Let's see how TSAM works.
The first challenge is naturally just getting NE-model data read into TSAM.
Probably easiest to do this from the .gdx files directly, as the raw NE-data is
annoyingly varied in its shape.

In [None]:
## Import necessary packages

import gams.transfer as gt # Read .gdx data
import tsam.timeseriesaggregation as tsam # Timeseries aggregation.


In [None]:
## Define stuff for testing
# NOTE! You will likely have to tweak these to get things working
# depending on how you've installed the NE-model.

scenario_name = "National_Trends_2040_nucTypical"
year = 1982
input_folder_path = f"./north_european_model/input_{scenario_name}/"


In [None]:
## Read timeseries and extract DataFrame for testing

gdx = gt.Container(input_folder_path + f"ts_cf_PV_{year}.gdx")
df = gdx["ts_cf"].records
df

In [None]:
## Pivot data for TSAM

df = df.pivot(
    index=["flow", "f", "t"],
    columns="node",
    values="value"
)
df

In [None]:
## Aggregate using TSAM?

aggregation = tsam.TimeSeriesAggregation(
    df,
    noTypicalPeriods=4,
    hoursPerPeriod=24,
    clusterMethod="hierarchical",
    resolution=1,
    rescaleClusterPeriods=False, # This disables automatic rescaling of cluster data.
    segmentation=True, # This is required for hypertuning, but messes up the comparison.
)
typical_periods = aggregation.createTypicalPeriods()
aggregation.clusterCenterIndices

In [None]:
## Check cluster order.

aggregation.clusterOrder

In [None]:
## Plot comparison?

typical_periods.plot()

In [None]:
## Plot raw data for the corresponding inds.

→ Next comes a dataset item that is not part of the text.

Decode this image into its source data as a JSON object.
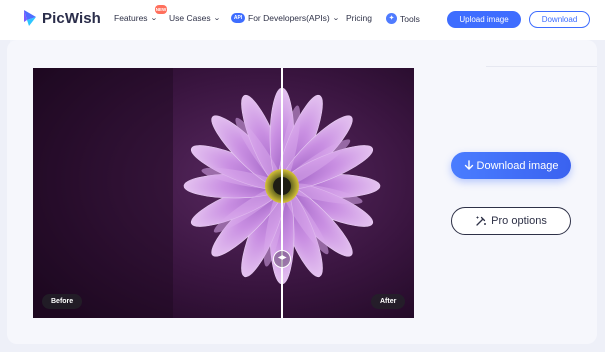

cluster_inds = aggregation.clusterCenterIndices
hour_inds = [val * aggregation.hoursPerPeriod + i for val in cluster_inds for i in range(1,aggregation.hoursPerPeriod)]
df2 = df.iloc[hour_inds]
df2.plot()

## Seems to work surprisingly easy?

Overall, using TSAM is surprisingly easy.
Should be more than doable to run this clustering for the entire NE-model, although I have no guarantee that it is going to be computationally feasible.
The `k-medoids` is much more computationally intensive than e.g. the `hierarchical` clustering.

## What about hypertuning?

This supposedly finds better segment numbers and durations for the data.
However, seems to require "Segmentation", which I'm not sure what it means.

WIP

In [None]:
## Test aggregation hypertuning
# Disabled for now, as this takes forever.

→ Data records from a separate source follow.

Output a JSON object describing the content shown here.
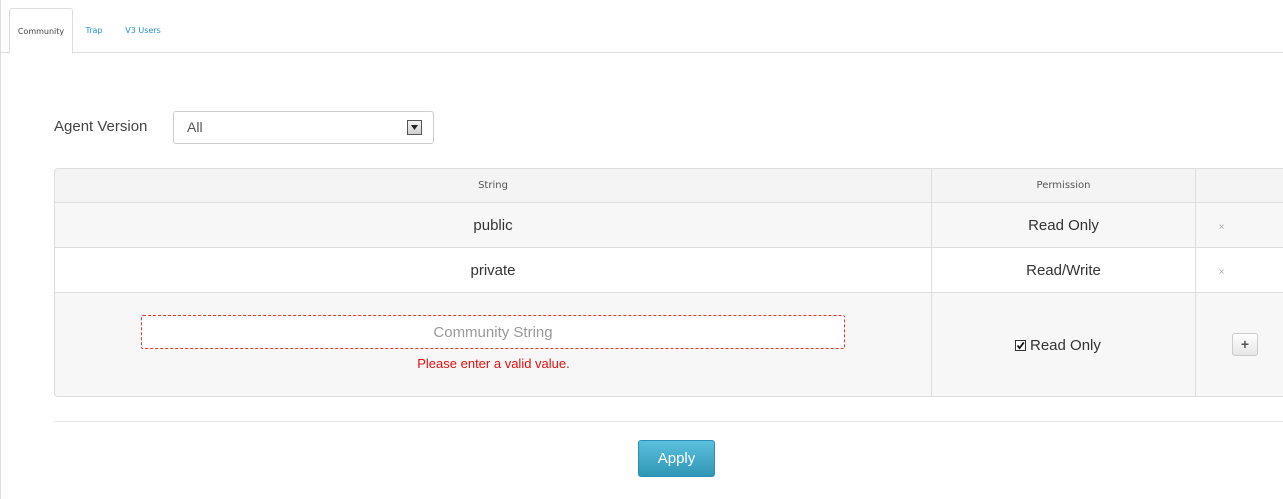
{
  "tabs": [
    {
      "label": "Community",
      "active": true
    },
    {
      "label": "Trap",
      "active": false
    },
    {
      "label": "V3 Users",
      "active": false
    }
  ],
  "agent_version": {
    "label": "Agent Version",
    "selected": "All"
  },
  "table": {
    "headers": {
      "string": "String",
      "permission": "Permission",
      "actions": ""
    },
    "rows": [
      {
        "string": "public",
        "permission": "Read Only",
        "delete_icon": "×"
      },
      {
        "string": "private",
        "permission": "Read/Write",
        "delete_icon": "×"
      }
    ],
    "new_entry": {
      "placeholder": "Community String",
      "value": "",
      "error": "Please enter a valid value.",
      "read_only_label": "Read Only",
      "read_only_checked": true,
      "add_icon": "+"
    }
  },
  "apply_label": "Apply",
  "colors": {
    "accent": "#2a8fc9",
    "error": "#e01010",
    "apply_button": "#49afcd"
  }
}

import tsam.hyperparametertuning as hype
hyper = hype.HyperTunedAggregations(aggregation)

In [None]:
# THIS TAKES A LONG TIME! ~1 HOUR!
# Don't enable unless you really mean it!

#hyper.identifyParetoOptimalAggregation()

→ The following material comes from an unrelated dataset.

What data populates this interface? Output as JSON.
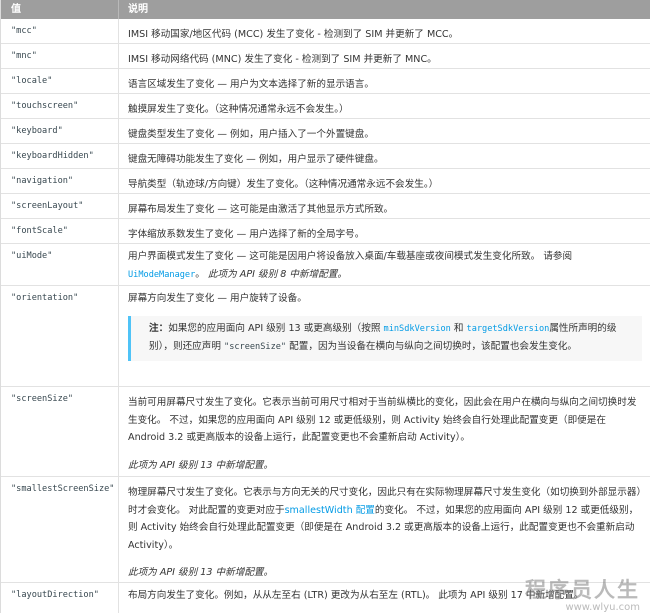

# Seems to run over all possible aggregations or something,
# no wonder it takes a while.

In [None]:
# The optimal segment period combination seems more promising,
# as it doesn't take ages to run.

reduction_factor = 4 * 168 / 8760 # Determine how much we want to reduce the data.
hyper.identifyOptimalSegmentPeriodCombination(reduction_factor)

# So apparently 56 12-hour periods seems to be the optimal, not 4 consecutive weeks?